UpdateGpu
Description
Use the "UpdateGpu" command with the CEC/FPGA/HGX_H100/H100_FPGA/Intel_Gaudi2/Intel PVC of GPU firmware image to update the GPU firmware of a managed system by SUM.
Syntax
Single System
OOB
sum -i <IP or host name> -u <username> -p <password> -c UpdateGpu --item <CEC|FPGA|HGX_H100|H100_FPGA|PVC_RETIMER|GAUDI_RETIMER|PVC_AMC|PVC_UBB_CPLD|MGX_GPU> --file <filename> [--reboot] [--post_complete] [--dev_id <device ID>]
In-Band
sum -I Redfish_HI -u <username> -p <password> -c UpdateGpu --item <CEC|FPGA|HGX_H100|H100_FPGA|PVC_RETIMER|GAUDI_RETIMER|PVC_AMC|GAUDI_UBB_CPLD> --file <filename> [--reboot] [--post_complete] [--dev_id <device ID>]

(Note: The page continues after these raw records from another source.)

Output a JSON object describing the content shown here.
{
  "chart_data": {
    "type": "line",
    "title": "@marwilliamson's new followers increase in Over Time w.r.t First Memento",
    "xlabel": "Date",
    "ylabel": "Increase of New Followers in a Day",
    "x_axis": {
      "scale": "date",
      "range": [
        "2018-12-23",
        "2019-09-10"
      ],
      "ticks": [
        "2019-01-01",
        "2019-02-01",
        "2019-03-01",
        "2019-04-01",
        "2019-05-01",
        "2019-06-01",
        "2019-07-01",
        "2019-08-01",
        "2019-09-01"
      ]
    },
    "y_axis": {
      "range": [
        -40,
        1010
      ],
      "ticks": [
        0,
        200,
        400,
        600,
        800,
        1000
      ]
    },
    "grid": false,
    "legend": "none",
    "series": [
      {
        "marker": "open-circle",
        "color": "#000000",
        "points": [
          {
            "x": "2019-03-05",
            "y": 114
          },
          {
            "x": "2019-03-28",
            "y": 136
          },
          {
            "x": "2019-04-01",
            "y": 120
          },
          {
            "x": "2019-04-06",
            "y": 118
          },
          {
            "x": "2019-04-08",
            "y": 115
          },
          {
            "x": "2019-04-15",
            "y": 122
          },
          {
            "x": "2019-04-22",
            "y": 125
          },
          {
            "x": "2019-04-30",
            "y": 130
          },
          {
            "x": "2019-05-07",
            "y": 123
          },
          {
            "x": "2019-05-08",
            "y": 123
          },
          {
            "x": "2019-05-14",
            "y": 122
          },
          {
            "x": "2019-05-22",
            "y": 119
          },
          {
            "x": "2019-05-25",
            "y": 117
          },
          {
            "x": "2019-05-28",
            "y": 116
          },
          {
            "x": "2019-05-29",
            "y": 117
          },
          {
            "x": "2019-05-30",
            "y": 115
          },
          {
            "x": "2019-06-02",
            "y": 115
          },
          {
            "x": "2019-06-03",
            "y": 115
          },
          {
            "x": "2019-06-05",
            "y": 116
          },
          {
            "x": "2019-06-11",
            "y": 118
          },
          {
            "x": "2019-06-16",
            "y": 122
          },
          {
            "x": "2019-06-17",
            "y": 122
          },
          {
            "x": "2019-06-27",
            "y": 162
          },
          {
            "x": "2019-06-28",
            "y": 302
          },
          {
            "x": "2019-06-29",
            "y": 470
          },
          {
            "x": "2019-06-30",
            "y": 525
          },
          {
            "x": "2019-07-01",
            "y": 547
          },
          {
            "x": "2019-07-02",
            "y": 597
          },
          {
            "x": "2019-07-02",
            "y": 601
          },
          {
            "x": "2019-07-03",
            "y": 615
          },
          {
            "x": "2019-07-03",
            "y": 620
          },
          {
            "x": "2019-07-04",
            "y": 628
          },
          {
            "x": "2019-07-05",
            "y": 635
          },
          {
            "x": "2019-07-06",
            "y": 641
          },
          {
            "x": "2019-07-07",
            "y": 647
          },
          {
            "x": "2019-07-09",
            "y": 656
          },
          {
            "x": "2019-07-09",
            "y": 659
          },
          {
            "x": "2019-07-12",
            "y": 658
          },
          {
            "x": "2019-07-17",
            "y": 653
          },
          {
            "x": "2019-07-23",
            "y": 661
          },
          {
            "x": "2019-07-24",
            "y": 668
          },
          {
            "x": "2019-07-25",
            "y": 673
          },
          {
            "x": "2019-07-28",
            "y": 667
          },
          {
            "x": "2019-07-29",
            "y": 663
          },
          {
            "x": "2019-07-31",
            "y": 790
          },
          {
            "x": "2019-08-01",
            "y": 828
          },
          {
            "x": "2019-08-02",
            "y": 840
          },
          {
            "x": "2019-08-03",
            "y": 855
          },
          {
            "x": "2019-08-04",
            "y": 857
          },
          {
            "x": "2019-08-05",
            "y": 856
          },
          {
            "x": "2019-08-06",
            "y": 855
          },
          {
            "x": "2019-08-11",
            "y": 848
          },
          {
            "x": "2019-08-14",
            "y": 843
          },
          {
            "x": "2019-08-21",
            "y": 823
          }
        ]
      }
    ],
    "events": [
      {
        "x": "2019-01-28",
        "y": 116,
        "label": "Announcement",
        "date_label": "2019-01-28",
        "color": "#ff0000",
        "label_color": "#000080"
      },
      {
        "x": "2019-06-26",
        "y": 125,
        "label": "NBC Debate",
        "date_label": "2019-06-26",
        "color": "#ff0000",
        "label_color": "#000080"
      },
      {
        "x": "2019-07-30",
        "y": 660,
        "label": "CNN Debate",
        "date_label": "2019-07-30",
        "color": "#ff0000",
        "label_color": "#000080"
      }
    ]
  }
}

sum -c UpdateGpu --dev_id <device_id> --item <GAUDI_OAM_CPLD|GAUDI_SPI|PVC_IFWI|PVC_PSCBIN> --file <filename> [--reboot] [--dev_id <device ID>]
Remote In-Band
sum -I Remote_INB --oi <IP address> --ou <username> --op <password> -c UpdateGpu --dev_id <device_id> --item <GAUDI_OAM_CPLD|GAUDI_UBB_CPLD|GAUDI_SPI|PVC_IFWI|PVC_PSCBIN> --file <filename> [--reboot] --remote_sum <remote sum_location> [--dev_id <device ID>]
Multiple Systems
OOB
sum -l <system list file> [-u <username> -p <password>] -c UpdateGpu --item <CEC|FPGA|HGX_H100|H100_FPGA|PVC_RETIMER|GAUDI_RETIMER|PVC_AMC|PVC_UBB_CPLD|MGX_GPU> --file <filename> [--reboot] [--post_complete] [--dev_id <device ID>]
Remote In-Band
sum -I Remote_INB -l <system list file> -c UpdateGpu --dev_id <device_id> --item <GAUDI_OAM_CPLD|GAUDI_UBB_CPLD|PVC_IFWI|PVC_PSCBIN|GAUDI_SPI> --file <filename> [--reboot] --remote_sum <remote sum_location> [--dev_id <device ID>]
Options
--item <item_type>: Specifies the GPU component to update (e.g., CEC, FPGA, HGX_H100, etc.).--file <filename>: Specifies the GPU firmware image file.--reboot: Reboots the system after update.--post_complete: Waits for POST to complete after reboot.--dev_id <device ID>: Specifies the device ID.--remote_sum <remote sum_location>: Specifies the path to remote SUM executable.
Examples
OOB
[SUM_HOME]# ./sum -i 192.168.34.56 -u ADMIN -p PASSWORD -c UpdateGpu --file GPU_CEC.bin --item CEC
The console output contains the following information.
Managed system................192.168.34.56
HGX Model................HGX A100
CEC version................4.0
FPGA version................3.03
Local GPU CEC image file......GPU_CEC.bin
Status: Start updating CEC for 192.168.34.56
************************************WARNING****************************
Do not remove AC power from the server.
************************************************************************
Uploading GPU CEC FW...Done
Updating GPU CEC FW ...>>>>>>>>>>>>>>>>>>>>>>>>>>>>>>>>>>>>>>>>>>>>>>>>>>Done
Status: GPU CEC is updated for 192.168.34.56
Note: You have to reboot or power up the system for the changes to take effect
[SUM_HOME]# ./sum -i 192.168.34.56 -u ADMIN -p PASSWORD -c UpdateGpu --file NVDIA_HGX_H100.pkg --item HGX_H100 --reboot --post_complete
Notes
- The UpdateGpu command only supports NVIDIA GPU.
- Supported platforms vary by GPU type and chipset.